Bravery is not a virtue, it’s a decision.
To begin, Shintoism is not a religion, and yet it is. It’s the native belief system of Japan, and still in a sense very much alive and well, but it doesn’t identify itself as a body.
Shintoism focuses on this life. They aren’t concerned with teachings to earn your way into an afterlife. Their rites and prayers are a show of reverence for the “Kami”, the living spirits in the world, and in a sense they take a “civic” view of their relationship with the world and the Kami. The Kami are Gods in a sense. The most widely venerated being Amaterasu, the sun goddess, but they worship her not for the reasons most understood in the west. Not in deference to her “holiness”, but in recognition of her place.
Shintoism is not really a unified belief. It had a regional focus throughout Japan, and part of its practices is “filial piety” or prayer to the ancestors. Again, not as worship like we know it. Using the western view of worship in viewing Shintoism doesn’t really apply at all. In the Shinto view, you live in the world, and so do the spirit/gods. The purpose of prayer is not to show fealty. The fealty is a given. It’s more like a demonstration of unity, and a recognition of the unity of human governance with natural law.
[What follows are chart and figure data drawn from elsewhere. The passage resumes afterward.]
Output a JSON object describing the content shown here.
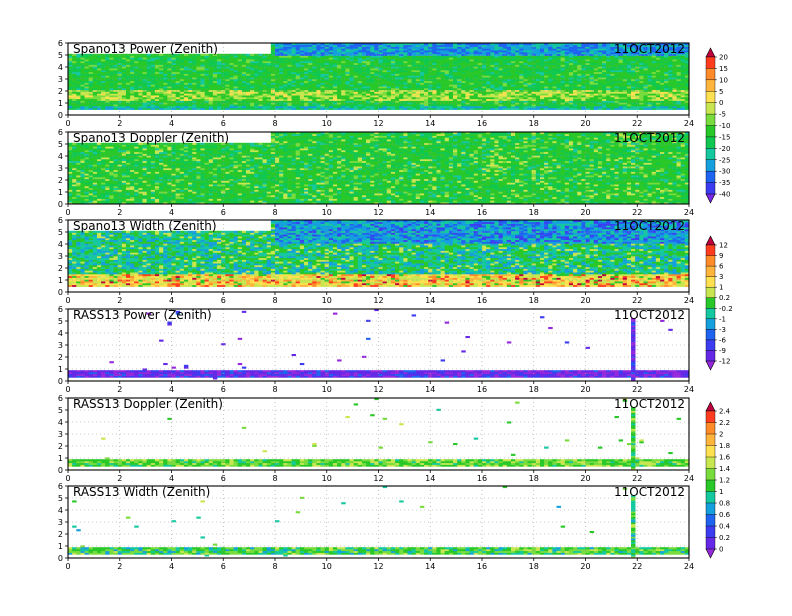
{
  "chart_data": [
    {
      "type": "heatmap",
      "title": "Spano13 Power (Zenith)",
      "date": "11OCT2012",
      "x_ticks": [
        0,
        2,
        4,
        6,
        8,
        10,
        12,
        14,
        16,
        18,
        20,
        22,
        24
      ],
      "y_ticks": [
        0,
        1,
        2,
        3,
        4,
        5,
        6
      ],
      "xlim": [
        0,
        24
      ],
      "ylim": [
        0,
        6
      ],
      "grid": true,
      "colorbar_group": "power-doppler",
      "data_extent": {
        "lowest_gate": 0.4,
        "top_before_hour": 7.9,
        "top_before": 5.05,
        "top_after": 6.0
      },
      "pattern": "mostly -15 to -20 dB with a -5 to 0 dB band near 1.5-2 km; -35 dB at top after 8h"
    },
    {
      "type": "heatmap",
      "title": "Spano13 Doppler (Zenith)",
      "date": "11OCT2012",
      "x_ticks": [
        0,
        2,
        4,
        6,
        8,
        10,
        12,
        14,
        16,
        18,
        20,
        22,
        24
      ],
      "y_ticks": [
        0,
        1,
        2,
        3,
        4,
        5,
        6
      ],
      "xlim": [
        0,
        24
      ],
      "ylim": [
        0,
        6
      ],
      "grid": true,
      "colorbar_group": "power-doppler",
      "data_extent": {
        "lowest_gate": 0.0,
        "top_before_hour": 7.9,
        "top_before": 5.05,
        "top_after": 6.0
      },
      "pattern": "mostly -15 to -20 with scattered -5 streaks"
    },
    {
      "type": "heatmap",
      "title": "Spano13 Width (Zenith)",
      "date": "11OCT2012",
      "x_ticks": [
        0,
        2,
        4,
        6,
        8,
        10,
        12,
        14,
        16,
        18,
        20,
        22,
        24
      ],
      "y_ticks": [
        0,
        1,
        2,
        3,
        4,
        5,
        6
      ],
      "xlim": [
        0,
        24
      ],
      "ylim": [
        0,
        6
      ],
      "grid": true,
      "colorbar_group": "width-power",
      "data_extent": {
        "lowest_gate": 0.4,
        "top_before_hour": 7.9,
        "top_before": 5.05,
        "top_after": 6.0
      },
      "pattern": "0.2 to -1 aloft, 1 to 9 near 0.5-1.5 km with 12 hot spots"
    },
    {
      "type": "heatmap",
      "title": "RASS13 Power (Zenith)",
      "date": "11OCT2012",
      "x_ticks": [
        0,
        2,
        4,
        6,
        8,
        10,
        12,
        14,
        16,
        18,
        20,
        22,
        24
      ],
      "y_ticks": [
        0,
        1,
        2,
        3,
        4,
        5,
        6
      ],
      "xlim": [
        0,
        24
      ],
      "ylim": [
        0,
        6
      ],
      "grid": true,
      "colorbar_group": "width-power",
      "data_extent": {
        "band_low": 0.35,
        "band_high": 0.9,
        "spike_hour": 21.85
      },
      "pattern": "-9 to -12 band below 1 km, sparse points aloft, vertical stripe near 21.9h"
    },
    {
      "type": "heatmap",
      "title": "RASS13 Doppler (Zenith)",
      "date": "11OCT2012",
      "x_ticks": [
        0,
        2,
        4,
        6,
        8,
        10,
        12,
        14,
        16,
        18,
        20,
        22,
        24
      ],
      "y_ticks": [
        0,
        1,
        2,
        3,
        4,
        5,
        6
      ],
      "xlim": [
        0,
        24
      ],
      "ylim": [
        0,
        6
      ],
      "grid": true,
      "colorbar_group": "doppler-width",
      "data_extent": {
        "band_low": 0.35,
        "band_high": 0.9,
        "spike_hour": 21.85
      },
      "pattern": "1 to 1.4 band below 1 km, sparse points aloft, vertical stripe near 21.9h"
    },
    {
      "type": "heatmap",
      "title": "RASS13 Width (Zenith)",
      "date": "11OCT2012",
      "x_ticks": [
        0,
        2,
        4,
        6,
        8,
        10,
        12,
        14,
        16,
        18,
        20,
        22,
        24
      ],
      "y_ticks": [
        0,
        1,
        2,
        3,
        4,
        5,
        6
      ],
      "xlim": [
        0,
        24
      ],
      "ylim": [
        0,
        6
      ],
      "grid": true,
      "colorbar_group": "doppler-width",
      "data_extent": {
        "band_low": 0.35,
        "band_high": 0.9,
        "spike_hour": 21.85
      },
      "pattern": "0.6 to 1.4 band below 1 km, sparse points aloft, vertical stripe near 21.9h"
    }
  ],
  "colorbars": [
    {
      "name": "power-doppler",
      "labels": [
        "20",
        "15",
        "10",
        "5",
        "0",
        "-5",
        "-10",
        "-15",
        "-20",
        "-25",
        "-30",
        "-35",
        "-40"
      ],
      "colors": [
        "#c0003c",
        "#ff3c1e",
        "#ff8c28",
        "#ffb43c",
        "#ffe050",
        "#c8e650",
        "#78dc3c",
        "#28c828",
        "#10c850",
        "#14c8a0",
        "#14a0dc",
        "#1e64f0",
        "#3c3cf0",
        "#7828e6"
      ]
    },
    {
      "name": "width-power",
      "labels": [
        "12",
        "9",
        "6",
        "3",
        "1",
        "0.2",
        "-0.2",
        "-1",
        "-3",
        "-6",
        "-9",
        "-12"
      ],
      "colors": [
        "#c0003c",
        "#ff3c1e",
        "#ff8c28",
        "#ffb43c",
        "#ffe050",
        "#c8e650",
        "#28c828",
        "#14c8a0",
        "#14a0dc",
        "#1e64f0",
        "#3c3cf0",
        "#6428e6",
        "#9628dc"
      ]
    },
    {
      "name": "doppler-width",
      "labels": [
        "2.4",
        "2.2",
        "2",
        "1.8",
        "1.6",
        "1.4",
        "1.2",
        "1",
        "0.8",
        "0.6",
        "0.4",
        "0.2",
        "0"
      ],
      "colors": [
        "#c0003c",
        "#ff3c1e",
        "#ff8c28",
        "#ffb43c",
        "#ffe050",
        "#c8e650",
        "#78dc3c",
        "#28c828",
        "#14c8a0",
        "#14a0dc",
        "#1e64f0",
        "#3c3cf0",
        "#6428e6",
        "#9628dc"
      ]
    }
  ]
}
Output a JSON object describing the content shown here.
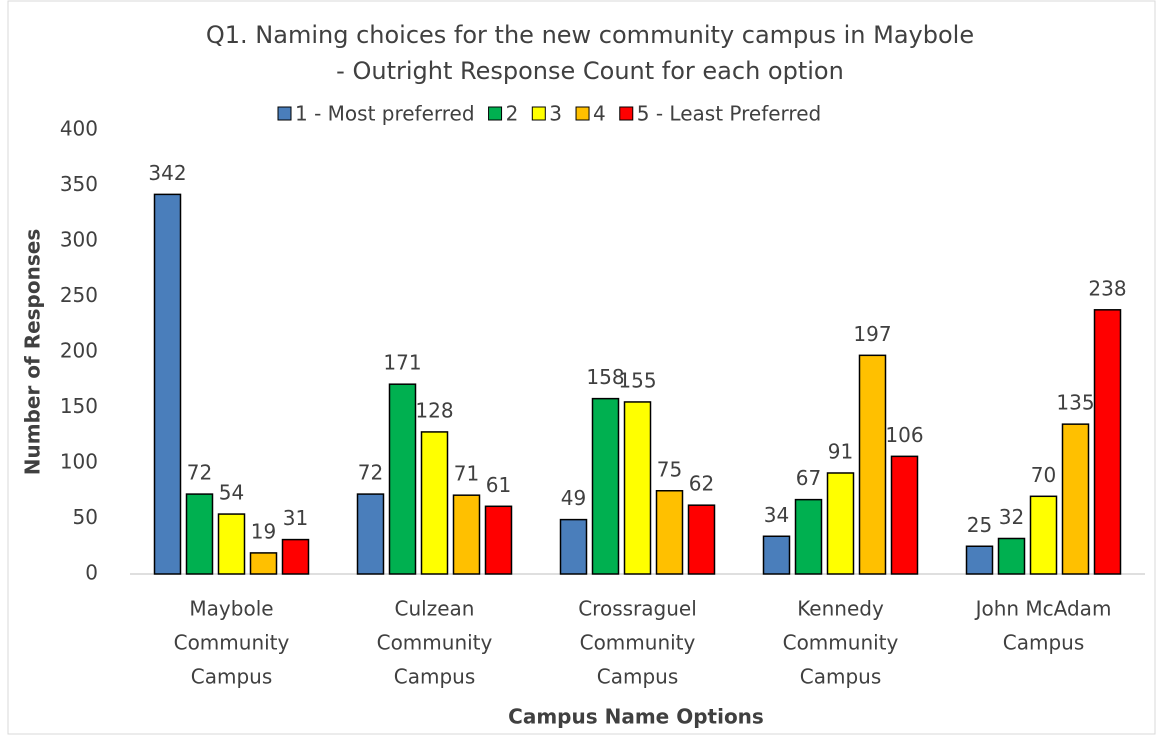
{
  "chart_data": {
    "type": "bar",
    "title": [
      "Q1. Naming choices for the new community campus in Maybole",
      "- Outright Response Count for each option"
    ],
    "x_label": "Campus Name Options",
    "y_label": "Number of Responses",
    "categories": [
      [
        "Maybole",
        "Community",
        "Campus"
      ],
      [
        "Culzean",
        "Community",
        "Campus"
      ],
      [
        "Crossraguel",
        "Community",
        "Campus"
      ],
      [
        "Kennedy",
        "Community",
        "Campus"
      ],
      [
        "John McAdam",
        "Campus"
      ]
    ],
    "series": [
      {
        "name": "1 - Most preferred",
        "color": "#4a7ebb",
        "values": [
          342,
          72,
          49,
          34,
          25
        ]
      },
      {
        "name": "2",
        "color": "#00b050",
        "values": [
          72,
          171,
          158,
          67,
          32
        ]
      },
      {
        "name": "3",
        "color": "#ffff00",
        "values": [
          54,
          128,
          155,
          91,
          70
        ]
      },
      {
        "name": "4",
        "color": "#ffc000",
        "values": [
          19,
          71,
          75,
          197,
          135
        ]
      },
      {
        "name": "5 - Least Preferred",
        "color": "#ff0000",
        "values": [
          31,
          61,
          62,
          106,
          238
        ]
      }
    ],
    "ylim": [
      0,
      400
    ],
    "yticks": [
      0,
      50,
      100,
      150,
      200,
      250,
      300,
      350,
      400
    ],
    "legend": "top",
    "grid": false
  }
}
It’s not unlike the old Druid view. So even a Japanese Christian will attend a Shinto function rather commonly, because they don’t really see them as religious functions, but more as community functions. When a child is born into a community with a Shinto shrine, a record of their name is made at the shrine, and they don’t seek permission. Not out of disrespect, but because their motivation isn’t “religious.” They believe the adding of the name is a recognition of that childs place. In the community they are called “family children.”
Greeting? Yes, basically greeting and acceptance. If by some oversight this name is not added, they believe that child on death will become a “water child.” A bringer of plague and misfortune, and it would not be that child’s fault but the communities.
How many have seen a Japanese torii arch? They’re common even in Japanese gardens in America. Often red, and just seem to be standing in a natural place, occasionally with a knot work banner across them. The banner looks like a large rope. Well, any Shinto shrine is seen as a nexus between the human world and the spirit world. A “gate”. So often, sort of like the western practice of wishing wells, they go to these gates to make prayers and a simple offering. Seeking the favour of the Kami, because the Kami are the spirits of all things in life, people, places, and things, and are seen as having influence. Now although they can be seen as roughly the equivalent of Gods, they were not seen as all knowing, all powerful, or omniscient. They have limitations despite their supernatural influence, and they can need help or to be reminded of stuff.
Are they limited to a local area? It depends on the specific Kami. All supernatural activity in the Shinto view is sort of a community effort, some ranging very far, others only in their area, or only influencing a select part of reality.
Though Shintoism has priests, they are not the “moral authority”. They instead function at the shrines sort of like a chamber of commerce. They are often seen as being more aware of the spirits, but not necessarily their “chosen”, or any more holy than anyone else. They just focus on the communal observances, weddings, funerals, things like that, births even.
In Shintoism, there are no “holy items” or profane ones, and spirits are not seen as having to dwell in any specific place. Spirit, the human form, is not seen as privileged. So often a Shinto shrine will have a mirror, and a household shrine may have the ancestral katana. This is seen as the dwelling place of the spirits, or one of their possible dwelling places, and to profane it is to invite disharmony into a community. It is seen as disrespect of the ancestors if it’s an ancestral relic.
Your thoughts are welcome. Be well friends.